Monday, June 22, 2009

web 2.0 is the BOMB!


First, I recommend the book Social Software in Libraries by Meredith Farkas (2007). In the introduction to the book, Roy Tennant, User Services Architecht from the University of California says the following:

"The Internet's creators thought that moving data from place to place was an essential component of a computer network; file transfer was one of its first applications....the need for two-way and many-way communication has once again reasserted itself in the form of social software. Social software provides easy-to-use ways to communicate, collaborate, and participate on an unprecedented scale....As institutions rooted in our communities, libraries are social institutions. Therefore, libraries belong in the social network. We belong where our users can be found--and they are increasingly found online, interacting in completely new ways....Brick-and-mortar libraries are not going away, but they are now not the only way to be there for our clientele. Social networking is a new tool that lets us accomplish many of the same things we've done before, but in new and more effective ways." (pp. xix-xx).

Farkas (2007) summarizes the impact of web 2.0 by saying the following about Social Information:
  1. It allows people to communicate, collaborate, and build community online.
  2. It can be syndicated, shared, reused, or remixed. . . .
  3. It lets people learn easily from and capitalize on the behavior or knowledge of others. (p. 1)

I personally have reaped tremendously from free shareware, provided via web 2.0.
I also endorse the sharing in return. I have begun 92 wikis and several blogs. Only a few of these are open to the public [most of them are my own databases, organizing my own material--hence, doing something in a new way]; but within months of having been launched, my available material was viewed by people from 28 countries. That blows my mind!

Web 2.0 is sharing of resources; and in my opinion, that is the Internet.

Farkas, Meredith G. (2007). Social software in libraries: Building collaboration, communication, and community online. Medford, NJ: Information Today, Inc.

Note: I just created that APA bibliographical entry, using a free, interactive web 2.0 resource, from the following site: KnightCite Citation.

That resource and my other favorite web 2.0 sites are stored in my computer's Bookmarks, my own Ready References, at my fingertips--as long as I am at home and my Internet and/or my computer are not down.


By placing the information on a wiki or in a blog, I organize the material for myself and share it with others simultaneously.

One more important point: Once the material has been launched online, it won't be lost by my computer's crashing. That problem can be eliminated.


*No, I take that back.
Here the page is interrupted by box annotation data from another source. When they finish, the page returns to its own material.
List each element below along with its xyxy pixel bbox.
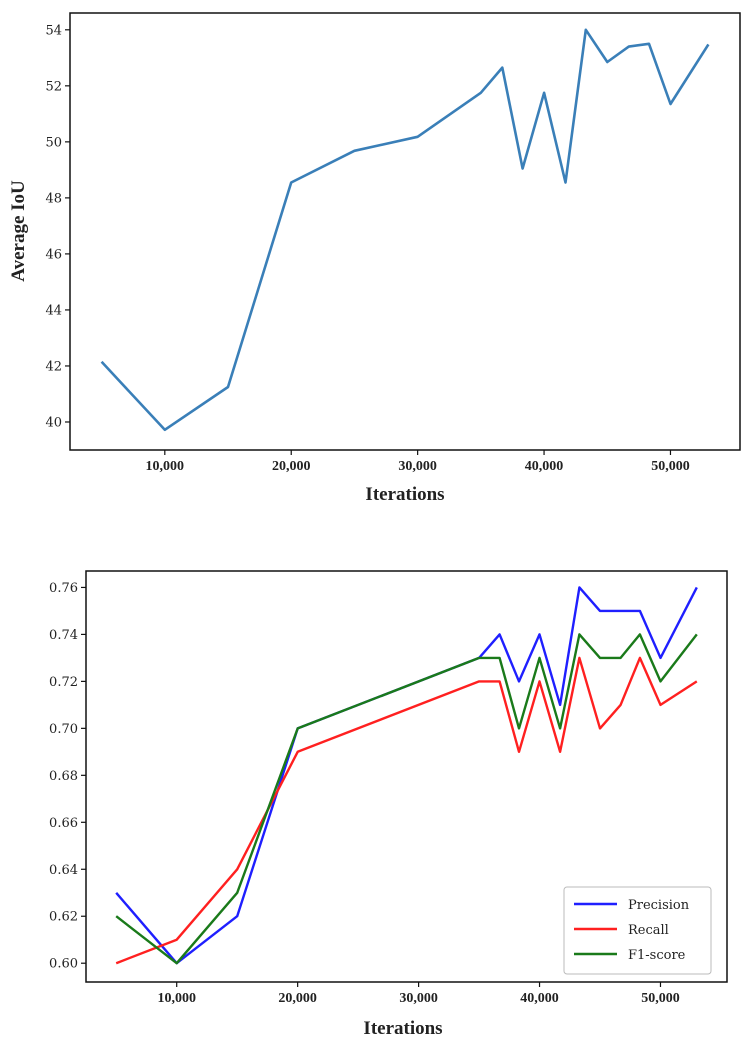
metrics-y-tick-label: 0.72 — [49, 675, 78, 690]
iou-y-axis-title: Average IoU — [8, 180, 29, 282]
metrics-x-tick-label: 30,000 — [399, 991, 438, 1006]
legend-label-f1-score: F1-score — [628, 948, 686, 963]
metrics-x-tick-label: 20,000 — [278, 991, 317, 1006]
iou-y-tick-label: 48 — [45, 191, 62, 206]
iou-y-tick-label: 54 — [45, 23, 62, 38]
iou-y-tick-label: 40 — [45, 415, 62, 430]
metrics-y-tick-label: 0.66 — [49, 816, 78, 831]
iou-y-tick-label: 50 — [45, 135, 62, 150]
metrics-x-tick-label: 40,000 — [520, 991, 559, 1006]
metrics-x-tick-label: 50,000 — [641, 991, 680, 1006]
legend-label-precision: Precision — [628, 898, 690, 913]
iou-x-tick-label: 10,000 — [146, 459, 185, 474]
iou-x-axis-title: Iterations — [365, 484, 444, 505]
metrics-x-axis-title: Iterations — [363, 1018, 442, 1039]
metrics-plot-frame — [85, 570, 728, 983]
metrics-y-tick-label: 0.74 — [49, 628, 78, 643]
legend-box — [563, 886, 712, 975]
metrics-x-tick-label: 10,000 — [157, 991, 196, 1006]
metrics-y-tick-label: 0.60 — [49, 957, 78, 972]
series-line-f1-score — [115, 633, 698, 965]
series-line-average-iou — [100, 28, 710, 432]
metrics-y-tick-label: 0.76 — [49, 581, 78, 596]
series-line-recall — [115, 656, 698, 965]
iou-chart: 10,000 20,000 30,000 40,000 50,000 40 42 44 46 4… — [8, 12, 741, 505]
iou-x-tick-label: 50,000 — [651, 459, 690, 474]
iou-y-tick-label: 44 — [45, 303, 62, 318]
iou-y-tick-label: 46 — [45, 247, 62, 262]
iou-x-tick-label: 30,000 — [398, 459, 437, 474]
iou-plot-frame — [69, 12, 741, 451]
iou-y-tick-label: 42 — [45, 359, 62, 374]
metrics-legend: Precision Recall F1-score — [563, 886, 712, 975]
legend-label-recall: Recall — [628, 923, 669, 938]
metrics-y-tick-label: 0.64 — [49, 863, 78, 878]
metrics-y-tick-label: 0.68 — [49, 769, 78, 784]
series-line-precision — [115, 586, 698, 965]
metrics-y-tick-label: 0.62 — [49, 910, 78, 925]
iou-x-tick-label: 40,000 — [525, 459, 564, 474]
metrics-y-tick-label: 0.70 — [49, 722, 78, 737]
iou-x-tick-label: 20,000 — [272, 459, 311, 474]
iou-y-tick-label: 52 — [45, 79, 62, 94]
metrics-chart: 10,000 20,000 30,000 40,000 50,000 0.60 0.62 0… — [49, 570, 728, 1039]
I had stored several podcasts with some site that discontinued. I lost all of those podcasts, Many of the podcasts were the sound for some of my blogs and wikis. Probably we should store the material in several places. We should probably continue storing material in more than one place--at least for a while longer.
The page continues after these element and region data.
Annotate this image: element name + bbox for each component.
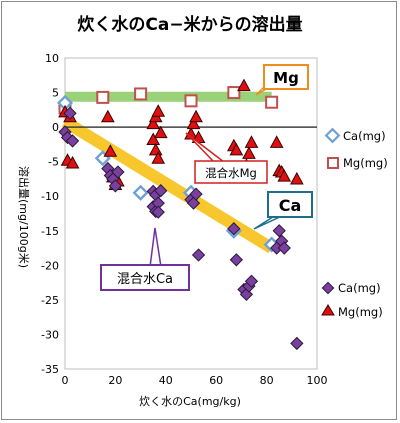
callout-mg: Mg (255, 64, 309, 96)
x-tick-labels: 0 20 40 60 80 100 (62, 374, 328, 387)
point-mg-filled (189, 109, 203, 123)
y-tick-label: -35 (41, 363, 59, 376)
point-ca-filled (227, 222, 241, 236)
callout-mixed-mg-label: 混合水Mg (205, 166, 257, 180)
point-ca-filled (151, 196, 165, 210)
point-mg-filled (237, 78, 251, 92)
data-points (56, 78, 304, 351)
point-ca-filled (65, 134, 80, 148)
legend-bottom: Ca(mg) Mg(mg) (321, 281, 383, 319)
plot-border (64, 57, 318, 370)
point-mg-filled (146, 132, 161, 146)
point-ca-filled (151, 205, 165, 219)
legend-label-mg-filled: Mg(mg) (338, 305, 383, 319)
point-ca-filled (111, 165, 125, 179)
point-ca-filled (272, 224, 286, 238)
x-tick-label: 60 (209, 374, 223, 387)
point-ca-filled (191, 248, 206, 262)
point-ca-filled (229, 253, 244, 267)
point-mg-filled (65, 156, 80, 169)
y-tick-labels: 10 5 0 -5 -10 -15 -20 -25 -30 -35 (41, 52, 59, 376)
legend-label-ca-filled: Ca(mg) (338, 281, 381, 295)
y-tick-label: -30 (41, 328, 59, 341)
point-ca-filled (189, 187, 203, 201)
point-mg-open (96, 90, 110, 104)
point-mg-open (134, 87, 148, 101)
point-mg-open (227, 86, 241, 100)
legend-top: Ca(mg) Mg(mg) (324, 127, 388, 170)
point-mg-filled (153, 125, 168, 139)
point-mg-open (184, 94, 198, 108)
x-tick-label: 20 (108, 374, 122, 387)
legend-label-mg-open: Mg(mg) (343, 156, 388, 170)
point-ca-filled (290, 336, 304, 351)
point-mg-filled (242, 146, 256, 159)
y-tick-label: 0 (52, 121, 59, 134)
x-tick-label: 40 (159, 374, 173, 387)
point-ca-filled (108, 179, 123, 193)
point-mg-filled (148, 142, 163, 156)
point-mg-filled (289, 171, 304, 185)
point-mg-filled (277, 169, 292, 182)
point-mg-filled (151, 104, 166, 117)
trend-band-ca (61, 116, 275, 254)
point-ca-filled (244, 274, 259, 288)
x-tick-label: 100 (307, 374, 328, 387)
callout-mixed-ca: 混合水Ca (100, 227, 190, 291)
callout-ca-label: Ca (279, 196, 302, 215)
legend-label-ca-open: Ca(mg) (343, 129, 386, 143)
x-axis-title: 炊く水のCa(mg/kg) (139, 395, 241, 408)
legend-item-mg-filled: Mg(mg) (321, 304, 383, 319)
point-mg-filled (151, 151, 166, 164)
y-tick-label: 10 (45, 52, 59, 65)
x-tick-label: 80 (260, 374, 274, 387)
y-tick-label: -20 (41, 259, 59, 272)
point-mg-filled (100, 109, 115, 123)
point-mg-filled (269, 135, 284, 148)
y-axis-title: 溶出量(mg/100g米) (17, 166, 31, 268)
callout-ca: Ca (253, 191, 313, 230)
legend-item-mg-open: Mg(mg) (327, 156, 388, 170)
y-tick-label: -15 (41, 225, 59, 238)
plot-area: 10 5 0 -5 -10 -15 -20 -25 -30 -35 0 20 40 60 80 100 (41, 52, 327, 387)
callout-mg-label: Mg (273, 69, 299, 87)
point-mg-filled (103, 144, 118, 157)
point-ca-open (56, 94, 74, 111)
y-tick-label: 5 (52, 87, 59, 100)
point-mg-filled (186, 116, 201, 130)
point-ca-filled (63, 106, 77, 120)
point-mg-open (265, 95, 279, 109)
point-ca-filled (277, 241, 291, 255)
point-mg-filled (244, 135, 259, 148)
point-ca-open (132, 184, 149, 201)
callout-mixed-ca-label: 混合水Ca (117, 272, 173, 287)
y-tick-label: -25 (41, 294, 59, 307)
point-mg-filled (146, 116, 161, 130)
y-tick-label: -5 (48, 156, 59, 169)
legend-item-ca-open: Ca(mg) (324, 127, 386, 144)
point-ca-filled (154, 184, 168, 198)
chart-title: 炊く水のCa−米からの溶出量 (77, 14, 302, 35)
y-tick-label: -10 (41, 190, 59, 203)
callout-mixed-mg: 混合水Mg (185, 132, 268, 184)
legend-item-ca-filled: Ca(mg) (321, 281, 381, 295)
point-mg-filled (229, 142, 244, 156)
x-tick-label: 0 (62, 374, 69, 387)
One last benefit of web 2.0 is that all of us can be creators of our own audio-visual production companies; and we can take it to the public.

Another great book to read: The Long Tail by Chris Anderson (2006). In this book, he talks about the aforementioned phenomenon, the fact that web 2.0 makes it possible for us little people to produce, direct, and publish ourselves
. That is actually putting a squeeze on some of the former major hitters in the information industries.

Anderson, C. (2006). The long tail: Why the future of business is selling less of more. New York: Hyperion.